Andrew Ogus

I was born in and raised near Washington D.C. The first of two separate year long forays to the Middle East led to a childhood sojourn in Rome. A later visit to Pompeii continues to influence me today: my father was shown certain murals while the women and children waited in an ancient street. He never told me what they were.

In 1970 I spent the first of three summers at the Cummington Community of the Arts in Massachusetts before moving to the West Coast to attend the California College of Arts and Crafts.

In the 1980s I began studying printmaking at Fort Mason, and was among the Fort Mason Printmakers for over twenty years. A drawing class led me to saucing papers with color washes and then adding lithography ink with a press. Now I collage printed scraps on sauced papers. 

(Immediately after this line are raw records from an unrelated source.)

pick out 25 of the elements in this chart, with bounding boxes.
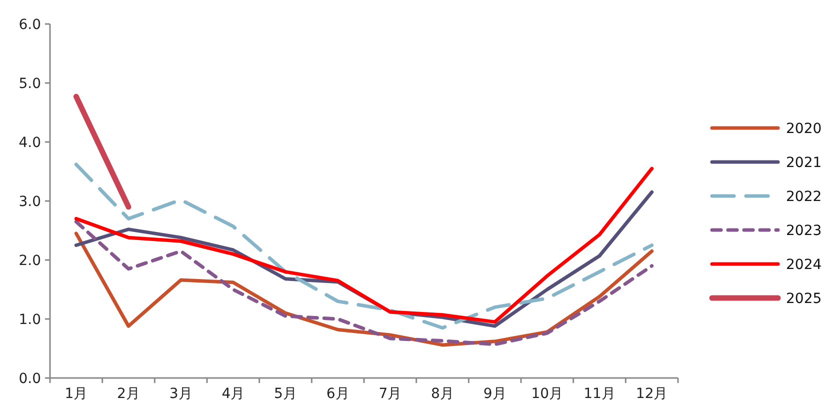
x-tick-label: 10月	[531, 386, 564, 402]
x-tick-label: 8月	[431, 386, 454, 402]
y-tick-label: 2.0	[18, 252, 41, 269]
legend-label: 2023	[786, 222, 822, 239]
x-tick-label: 1月	[64, 386, 88, 402]
x-tick-label: 12月	[636, 386, 668, 402]
y-tick-label: 4.0	[18, 134, 41, 151]
x-tick-label: 4月	[222, 386, 245, 402]
legend-label: 2020	[786, 120, 822, 137]
x-tick-label: 7月	[378, 386, 402, 402]
x-tick-label: 3月	[169, 386, 192, 402]
legend-label: 2024	[786, 256, 822, 273]
legend-label: 2025	[786, 290, 822, 307]
y-tick-label: 1.0	[18, 312, 41, 328]
legend-label: 2022	[786, 188, 822, 205]
y-tick-label: 6.0	[18, 16, 41, 33]
y-tick-label: 5.0	[18, 76, 41, 92]
y-tick-label: 0.0	[18, 370, 41, 387]
x-tick-label: 9月	[483, 386, 506, 402]
x-tick-label: 6月	[326, 386, 350, 402]
y-tick-label: 3.0	[18, 194, 41, 210]
legend-label: 2021	[786, 154, 822, 171]
x-tick-label: 5月	[274, 386, 297, 402]
x-tick-label: 2月	[117, 386, 140, 402]
x-tick-label: 11月	[584, 386, 616, 402]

After years of interpreting classical mythology in gay male terms, I draw figures from personal family postcards from the late 19th and early 20th centuries, cartes de visite from the 19th century, or old photos found on line, sometimes in combination with modern models. Birds, fish, or animals appear as each drawing demands.

All my subjects are a conduit for exploring my fascination with different kinds of marks, and how a simple variation in a line or a tiny stroke can be transformational. 

Rather than create an idealized perfection, my drawings are an attempt to explore the extraordinary beauty of ordinary people, to recapture those ancient and more recently vanished lives, and to preserve our own.

And I am always hoping to make something beautiful.